Our findings indicate the presence of ascites on preoperative physical examination or imaging study is highly predictive of ovarian malignancy in women with a pelvic mass. The absence of ascites may not always predict benign disease since nearly half of borderline tumors and 83% of early stage malignant ovarian tumors do not produce ascites. A progressive relationship between stage of malignancy and incidence as well as volume of ascites was also observed.

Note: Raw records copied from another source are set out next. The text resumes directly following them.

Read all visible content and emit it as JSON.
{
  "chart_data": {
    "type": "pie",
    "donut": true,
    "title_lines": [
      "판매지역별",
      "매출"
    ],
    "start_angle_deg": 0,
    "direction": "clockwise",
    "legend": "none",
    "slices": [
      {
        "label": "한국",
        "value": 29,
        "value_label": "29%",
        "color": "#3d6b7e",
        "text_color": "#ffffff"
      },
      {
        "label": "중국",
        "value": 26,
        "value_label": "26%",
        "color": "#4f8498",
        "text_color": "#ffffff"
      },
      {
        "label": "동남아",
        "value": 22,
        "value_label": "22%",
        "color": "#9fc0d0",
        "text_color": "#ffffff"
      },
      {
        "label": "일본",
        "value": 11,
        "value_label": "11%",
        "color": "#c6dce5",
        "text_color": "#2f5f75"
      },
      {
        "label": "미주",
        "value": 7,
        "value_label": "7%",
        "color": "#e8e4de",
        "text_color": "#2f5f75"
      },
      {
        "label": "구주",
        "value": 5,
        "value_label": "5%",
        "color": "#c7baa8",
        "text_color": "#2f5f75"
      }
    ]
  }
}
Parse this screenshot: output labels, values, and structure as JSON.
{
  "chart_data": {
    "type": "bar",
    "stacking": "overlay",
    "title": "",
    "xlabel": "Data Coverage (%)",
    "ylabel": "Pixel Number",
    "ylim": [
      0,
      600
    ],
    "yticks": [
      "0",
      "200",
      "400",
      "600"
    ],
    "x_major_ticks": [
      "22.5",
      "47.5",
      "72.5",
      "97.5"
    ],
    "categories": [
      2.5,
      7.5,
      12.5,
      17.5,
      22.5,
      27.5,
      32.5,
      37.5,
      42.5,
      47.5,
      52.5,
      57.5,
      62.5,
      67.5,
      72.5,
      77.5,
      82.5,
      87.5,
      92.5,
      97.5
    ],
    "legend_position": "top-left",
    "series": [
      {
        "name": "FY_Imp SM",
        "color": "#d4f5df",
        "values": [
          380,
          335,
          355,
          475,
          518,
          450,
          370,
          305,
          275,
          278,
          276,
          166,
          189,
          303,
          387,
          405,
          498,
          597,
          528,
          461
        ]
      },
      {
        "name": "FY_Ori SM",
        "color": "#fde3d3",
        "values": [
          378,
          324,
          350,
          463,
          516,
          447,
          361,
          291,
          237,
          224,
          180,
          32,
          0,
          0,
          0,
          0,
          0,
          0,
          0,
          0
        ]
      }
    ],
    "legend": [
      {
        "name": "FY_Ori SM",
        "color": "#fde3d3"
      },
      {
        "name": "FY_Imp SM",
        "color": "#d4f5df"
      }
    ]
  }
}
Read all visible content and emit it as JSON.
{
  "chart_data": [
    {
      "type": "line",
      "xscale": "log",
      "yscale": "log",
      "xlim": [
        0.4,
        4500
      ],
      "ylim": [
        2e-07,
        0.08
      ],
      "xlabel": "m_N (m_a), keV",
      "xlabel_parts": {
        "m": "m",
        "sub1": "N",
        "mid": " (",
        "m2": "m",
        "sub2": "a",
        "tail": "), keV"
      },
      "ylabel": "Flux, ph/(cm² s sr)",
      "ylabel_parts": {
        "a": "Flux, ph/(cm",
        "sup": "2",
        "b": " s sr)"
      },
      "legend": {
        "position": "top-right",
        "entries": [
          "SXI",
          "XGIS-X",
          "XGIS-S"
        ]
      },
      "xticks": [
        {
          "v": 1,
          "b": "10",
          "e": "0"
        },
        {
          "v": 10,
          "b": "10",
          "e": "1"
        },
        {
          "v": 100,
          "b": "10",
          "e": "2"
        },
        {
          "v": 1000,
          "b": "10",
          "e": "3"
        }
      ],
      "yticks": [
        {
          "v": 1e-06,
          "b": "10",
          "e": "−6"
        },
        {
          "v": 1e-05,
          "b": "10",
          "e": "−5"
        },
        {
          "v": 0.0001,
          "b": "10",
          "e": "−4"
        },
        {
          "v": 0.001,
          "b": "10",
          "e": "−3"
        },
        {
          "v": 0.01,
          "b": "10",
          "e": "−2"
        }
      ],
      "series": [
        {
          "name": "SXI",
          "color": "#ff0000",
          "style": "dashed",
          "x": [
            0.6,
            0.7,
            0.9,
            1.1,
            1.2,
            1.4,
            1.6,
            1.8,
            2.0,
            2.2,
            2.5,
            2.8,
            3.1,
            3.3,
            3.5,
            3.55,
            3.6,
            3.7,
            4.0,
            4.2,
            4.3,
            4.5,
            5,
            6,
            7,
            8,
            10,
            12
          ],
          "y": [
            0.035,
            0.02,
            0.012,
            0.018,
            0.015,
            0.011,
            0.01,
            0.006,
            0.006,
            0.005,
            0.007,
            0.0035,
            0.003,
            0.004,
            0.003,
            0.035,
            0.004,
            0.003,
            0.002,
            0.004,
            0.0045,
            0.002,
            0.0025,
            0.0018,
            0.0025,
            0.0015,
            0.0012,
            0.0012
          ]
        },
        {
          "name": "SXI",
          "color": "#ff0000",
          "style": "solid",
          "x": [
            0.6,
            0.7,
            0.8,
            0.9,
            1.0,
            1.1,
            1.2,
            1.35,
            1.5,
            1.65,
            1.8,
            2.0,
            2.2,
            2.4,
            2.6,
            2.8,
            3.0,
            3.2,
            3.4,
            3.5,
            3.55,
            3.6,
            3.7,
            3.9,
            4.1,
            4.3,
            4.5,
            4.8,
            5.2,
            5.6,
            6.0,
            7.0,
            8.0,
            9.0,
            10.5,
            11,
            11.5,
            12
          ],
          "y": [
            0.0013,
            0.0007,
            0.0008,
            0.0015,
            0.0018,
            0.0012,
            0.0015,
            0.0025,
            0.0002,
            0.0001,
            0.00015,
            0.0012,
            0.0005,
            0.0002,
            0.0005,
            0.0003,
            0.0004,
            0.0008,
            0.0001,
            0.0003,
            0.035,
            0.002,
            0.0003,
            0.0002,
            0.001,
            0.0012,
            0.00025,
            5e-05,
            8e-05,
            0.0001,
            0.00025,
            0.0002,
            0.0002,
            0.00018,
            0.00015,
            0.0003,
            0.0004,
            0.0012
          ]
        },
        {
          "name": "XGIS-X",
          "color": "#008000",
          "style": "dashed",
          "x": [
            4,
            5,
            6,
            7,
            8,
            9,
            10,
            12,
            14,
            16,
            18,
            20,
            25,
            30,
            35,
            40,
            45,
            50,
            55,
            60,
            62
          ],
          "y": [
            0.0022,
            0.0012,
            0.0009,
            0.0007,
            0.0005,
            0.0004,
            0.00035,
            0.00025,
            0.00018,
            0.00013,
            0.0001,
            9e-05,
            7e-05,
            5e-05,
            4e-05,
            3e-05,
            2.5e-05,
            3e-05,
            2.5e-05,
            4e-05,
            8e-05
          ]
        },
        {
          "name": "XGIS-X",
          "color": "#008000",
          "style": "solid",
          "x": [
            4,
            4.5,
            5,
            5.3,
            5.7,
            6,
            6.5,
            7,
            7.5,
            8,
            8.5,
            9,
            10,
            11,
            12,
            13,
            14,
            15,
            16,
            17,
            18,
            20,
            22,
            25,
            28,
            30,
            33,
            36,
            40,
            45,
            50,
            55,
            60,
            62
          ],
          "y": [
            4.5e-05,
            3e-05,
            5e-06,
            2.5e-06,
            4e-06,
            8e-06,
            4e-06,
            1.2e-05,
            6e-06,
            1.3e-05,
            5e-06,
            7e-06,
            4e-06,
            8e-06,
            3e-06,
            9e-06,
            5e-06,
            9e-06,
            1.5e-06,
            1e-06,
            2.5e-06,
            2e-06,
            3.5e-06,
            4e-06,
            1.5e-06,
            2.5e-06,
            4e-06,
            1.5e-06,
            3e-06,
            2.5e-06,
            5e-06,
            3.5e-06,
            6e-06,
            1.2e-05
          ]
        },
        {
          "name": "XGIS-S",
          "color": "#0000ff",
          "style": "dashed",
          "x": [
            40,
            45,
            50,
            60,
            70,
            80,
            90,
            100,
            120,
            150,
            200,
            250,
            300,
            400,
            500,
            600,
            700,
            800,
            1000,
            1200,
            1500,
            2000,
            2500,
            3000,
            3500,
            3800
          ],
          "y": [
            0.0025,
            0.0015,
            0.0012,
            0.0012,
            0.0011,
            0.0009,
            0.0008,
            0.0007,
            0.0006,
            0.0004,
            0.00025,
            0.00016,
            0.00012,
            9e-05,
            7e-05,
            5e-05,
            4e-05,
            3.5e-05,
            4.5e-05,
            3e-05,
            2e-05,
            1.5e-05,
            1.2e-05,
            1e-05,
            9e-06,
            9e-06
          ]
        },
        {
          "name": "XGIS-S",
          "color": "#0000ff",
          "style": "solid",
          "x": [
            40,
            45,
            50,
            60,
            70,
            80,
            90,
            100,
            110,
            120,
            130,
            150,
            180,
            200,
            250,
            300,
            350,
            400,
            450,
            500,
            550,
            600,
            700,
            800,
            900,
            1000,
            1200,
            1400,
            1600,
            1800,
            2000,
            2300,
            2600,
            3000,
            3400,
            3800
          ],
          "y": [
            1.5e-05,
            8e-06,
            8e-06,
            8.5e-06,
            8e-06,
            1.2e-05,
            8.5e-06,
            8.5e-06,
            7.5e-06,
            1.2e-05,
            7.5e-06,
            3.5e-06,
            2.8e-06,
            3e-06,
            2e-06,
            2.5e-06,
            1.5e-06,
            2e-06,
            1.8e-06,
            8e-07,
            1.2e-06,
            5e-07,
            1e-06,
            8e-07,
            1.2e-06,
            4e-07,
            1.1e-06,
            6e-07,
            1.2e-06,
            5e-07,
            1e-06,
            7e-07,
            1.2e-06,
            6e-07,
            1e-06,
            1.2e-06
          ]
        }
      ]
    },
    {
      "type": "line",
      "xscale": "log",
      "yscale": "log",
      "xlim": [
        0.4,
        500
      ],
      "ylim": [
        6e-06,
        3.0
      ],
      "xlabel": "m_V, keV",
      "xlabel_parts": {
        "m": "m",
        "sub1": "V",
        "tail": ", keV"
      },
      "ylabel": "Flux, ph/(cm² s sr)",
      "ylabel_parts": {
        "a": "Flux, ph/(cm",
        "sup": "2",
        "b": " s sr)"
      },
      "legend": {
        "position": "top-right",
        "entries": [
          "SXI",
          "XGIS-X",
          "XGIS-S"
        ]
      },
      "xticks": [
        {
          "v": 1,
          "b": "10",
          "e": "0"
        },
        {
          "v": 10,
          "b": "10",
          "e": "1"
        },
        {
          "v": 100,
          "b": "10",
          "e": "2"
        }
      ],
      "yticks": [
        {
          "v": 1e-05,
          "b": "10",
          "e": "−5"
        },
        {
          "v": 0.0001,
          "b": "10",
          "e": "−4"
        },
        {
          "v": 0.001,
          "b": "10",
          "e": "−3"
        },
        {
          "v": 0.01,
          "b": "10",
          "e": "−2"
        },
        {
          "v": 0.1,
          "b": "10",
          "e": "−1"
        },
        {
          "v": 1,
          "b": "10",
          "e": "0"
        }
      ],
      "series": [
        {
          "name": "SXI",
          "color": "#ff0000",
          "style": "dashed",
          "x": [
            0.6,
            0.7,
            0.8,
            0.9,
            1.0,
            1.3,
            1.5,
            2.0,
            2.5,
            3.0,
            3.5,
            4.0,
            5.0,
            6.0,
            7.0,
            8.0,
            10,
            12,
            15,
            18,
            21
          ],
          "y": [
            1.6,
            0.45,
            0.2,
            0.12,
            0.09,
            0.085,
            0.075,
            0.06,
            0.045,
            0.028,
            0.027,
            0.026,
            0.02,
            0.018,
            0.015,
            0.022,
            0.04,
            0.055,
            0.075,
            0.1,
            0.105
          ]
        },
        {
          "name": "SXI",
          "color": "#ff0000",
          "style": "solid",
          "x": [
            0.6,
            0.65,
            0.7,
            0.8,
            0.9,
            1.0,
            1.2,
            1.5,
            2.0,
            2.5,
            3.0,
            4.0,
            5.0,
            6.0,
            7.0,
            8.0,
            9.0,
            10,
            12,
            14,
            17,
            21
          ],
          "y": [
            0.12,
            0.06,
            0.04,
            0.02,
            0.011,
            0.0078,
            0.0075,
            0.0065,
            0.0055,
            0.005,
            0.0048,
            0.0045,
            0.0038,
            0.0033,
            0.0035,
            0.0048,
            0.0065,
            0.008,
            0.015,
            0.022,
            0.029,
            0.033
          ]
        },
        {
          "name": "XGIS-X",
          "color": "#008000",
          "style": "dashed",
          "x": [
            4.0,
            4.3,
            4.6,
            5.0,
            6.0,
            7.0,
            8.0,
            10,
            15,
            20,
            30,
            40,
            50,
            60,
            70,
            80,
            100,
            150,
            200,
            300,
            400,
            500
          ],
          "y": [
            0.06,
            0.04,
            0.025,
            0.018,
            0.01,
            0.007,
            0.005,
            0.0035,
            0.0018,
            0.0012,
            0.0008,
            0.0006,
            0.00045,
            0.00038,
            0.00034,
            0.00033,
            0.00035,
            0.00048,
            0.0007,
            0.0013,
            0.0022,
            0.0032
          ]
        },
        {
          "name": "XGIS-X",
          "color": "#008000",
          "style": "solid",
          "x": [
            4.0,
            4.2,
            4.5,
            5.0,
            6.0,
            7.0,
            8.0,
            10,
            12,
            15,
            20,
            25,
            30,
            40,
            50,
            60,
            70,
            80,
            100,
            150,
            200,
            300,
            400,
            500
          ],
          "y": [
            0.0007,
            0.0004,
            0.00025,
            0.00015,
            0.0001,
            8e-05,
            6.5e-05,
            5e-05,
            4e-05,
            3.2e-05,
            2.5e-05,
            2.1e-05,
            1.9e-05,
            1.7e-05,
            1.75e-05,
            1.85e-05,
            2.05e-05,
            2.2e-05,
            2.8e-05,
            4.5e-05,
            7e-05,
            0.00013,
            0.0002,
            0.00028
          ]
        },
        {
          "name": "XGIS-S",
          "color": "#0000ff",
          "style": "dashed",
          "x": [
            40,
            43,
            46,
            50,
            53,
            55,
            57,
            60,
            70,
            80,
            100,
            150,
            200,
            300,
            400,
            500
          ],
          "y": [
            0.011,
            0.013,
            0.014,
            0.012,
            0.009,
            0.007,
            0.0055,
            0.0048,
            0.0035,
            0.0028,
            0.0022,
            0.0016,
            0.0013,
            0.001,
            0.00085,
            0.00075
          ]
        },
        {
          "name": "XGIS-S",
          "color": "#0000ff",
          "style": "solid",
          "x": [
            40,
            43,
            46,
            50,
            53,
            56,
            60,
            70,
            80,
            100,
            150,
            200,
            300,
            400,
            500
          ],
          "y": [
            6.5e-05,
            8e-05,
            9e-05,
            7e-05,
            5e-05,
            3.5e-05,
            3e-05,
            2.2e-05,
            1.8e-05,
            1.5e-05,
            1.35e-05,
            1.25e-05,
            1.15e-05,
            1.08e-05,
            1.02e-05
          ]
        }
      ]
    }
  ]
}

确定腹水作为卵巢恶性肿瘤预测指标的效用,并明确其与卵巢肿瘤组织学类型(良性、交界性或恶性)及疾病分期的关系。
这项回顾性队列研究分析了来自两家机构接受盆腔肿块治疗的125例患者的临床和病理结果。术前数据包括:体格检查、影像学检查(超声、CT或MRI)以及手术报告,以查找腹水证据。将其与最终病理结果和疾病分期相关联。收集的数据用描述性统计进行总结。使用Pearson卡方检验、交叉表和中位数检验进行进一步的统计分析。数据用SPSS 6.1 for Windows进行分析。
125例患者可纳入本研究。卵巢病理结果如下:57例良性(45%),12例交界性(10%),56例恶性(45%)。53例患者(42%)在剖腹手术时有明显腹水。72例患者(58%)无腹水。所有术前经体格检查或影像学检查诊断有腹水的患者(n = 41)术中均得到证实。72/84例患者(86%)术前无腹水的诊断正确。在57例良性肿瘤中,仅5例患者(9%)有少量腹腔积液。在12例交界性肿瘤中,7例患者(58%)有腹水。在56例恶性肿瘤中,41例(73%)有腹水。以临床评估中有无腹水作为预测变量,良性或恶性(交界性和浸润性组织病理学)肿瘤作为结果变量,腹水检测卵巢恶性肿瘤的阳性预测值(PPV)为95%,阴性预测值(NPV)为64%。当排除交界性肿瘤时,腹水检测恶性浸润性肿瘤的PPV和NPV分别为95%和73%。此外,还确定了卵巢恶性肿瘤分期与腹水病例百分比之间的递进关系。早期(I期和II期)卵巢恶性肿瘤仅17%的病例产生腹水。在晚期(III期和IV期),89%产生腹水。此外,对于I期和II期疾病,所有患者手术时腹水均<0.5升,而III期和IV期疾病的大多数患者(66%)腹水>0.5升。
我们的研究结果表明,术前体格检查或影像学检查中存在腹水对盆腔肿块女性的卵巢恶性肿瘤具有高度预测性。无腹水并不总是预示良性疾病,因为近一半的交界性肿瘤和83%的早期恶性卵巢肿瘤不产生腹水。还观察到恶性肿瘤分期与腹水发生率及腹水量之间的递进关系。